One relatively cheap solution (for a corporation) is to produce a huge server farm, where multiple versions of packages are built, dependent on different valid parent packages. Package managers would need to be somewhat smarter, because they'd need to search multiple alternative versions to find the optimum permutation of valid packages, which may mean swapping an existing package for an alternative of the same version but with subtly different dependencies.

There are plenty of other options. What's really not an option (in my opinion) is to have distributions become overly specialized to remain fully working, or highly generalized (good) but dependent on people not staying up-to-date (bad). Users are likely to end up having to compile some things for themselves, the aim (I believe) should be to keep this to a minimum and to make it as painless as possible when it does happen.

Exactly.

Posted Feb 8, 2008 2:09 UTC (Fri) by vonbrand (subscriber, #4458) [Link] (2 responses)

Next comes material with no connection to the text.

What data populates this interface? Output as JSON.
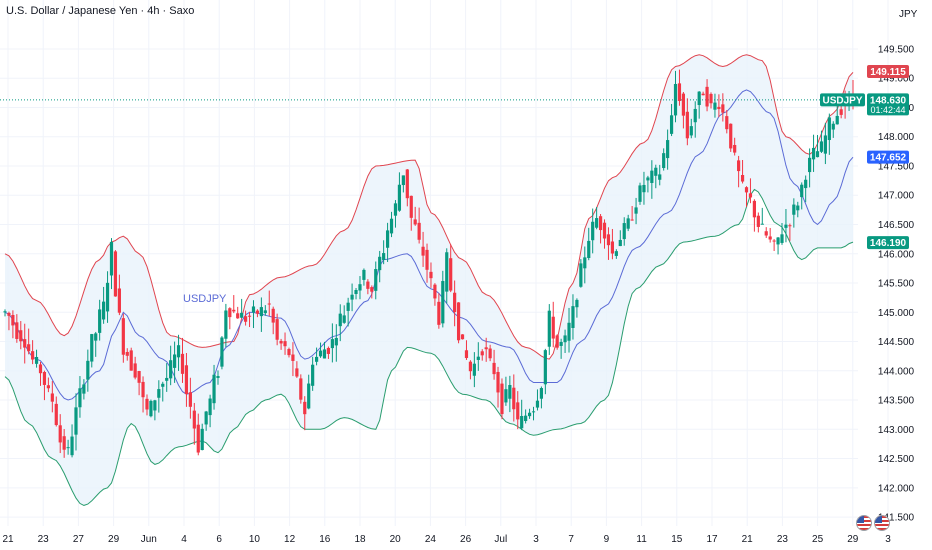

I'm sorry, but "the corporations" that you want to pick up the slack do have a much narrower view than "the community". If said community doesn't want to pay for something, be it testing, packaging, whatever, it won't get done for the all-encompassing interest of something like the set of Debian users. And by "pay" I mean not necessarily money, but in effort.

The "corporations"

Posted Feb 8, 2008 19:25 UTC (Fri) by jd (guest, #26381) [Link] (1 responses)

...want to sell their products to Linux business users. They are there to make money, after all. Linux business users get the same Linux software everyone else gets, more-or-less. If that software is unreliable, business users won't use it, which means Linux products won't sell.

Why sell to Linux users in the first place? Too many variants of Unix, too many of which only have a subset of the features needed or wanted, too much competition from Microsoft and generally not much security. A unified baseline that has Linux has a key platform has far better odds of long-term survival. Provided it can be brought to some provable (rather than anecdotal) quality level.

But to do that, money must be spent on Linux QA. You've got to make people want Linux, want it so bad that alternatives aren't worthy of consideration. That won't happen until there has been some serious QA.

What if no QA happens at all? Then businesses will regard Linux as something vendors aren't interested in, and those businesses will go elsewhere, costing those vendors potential sales. Sure, it would be nice if the Debian community did more QA work, but really QA is a full-time job and most Debian deveopers have two or three of those already. It's a dirty job, but someone has to do it.

The "corporations"

Posted Feb 8, 2008 21:38 UTC (Fri) by vonbrand (subscriber, #4458) [Link]

Who says that the people selecting packages and building "enterprise" distributions don't do QA? They have to restrict the breadth of software offered if they want to keep some sanity in all. Yes, that means that it is very probable that "my favorite package" isn't in the supported set.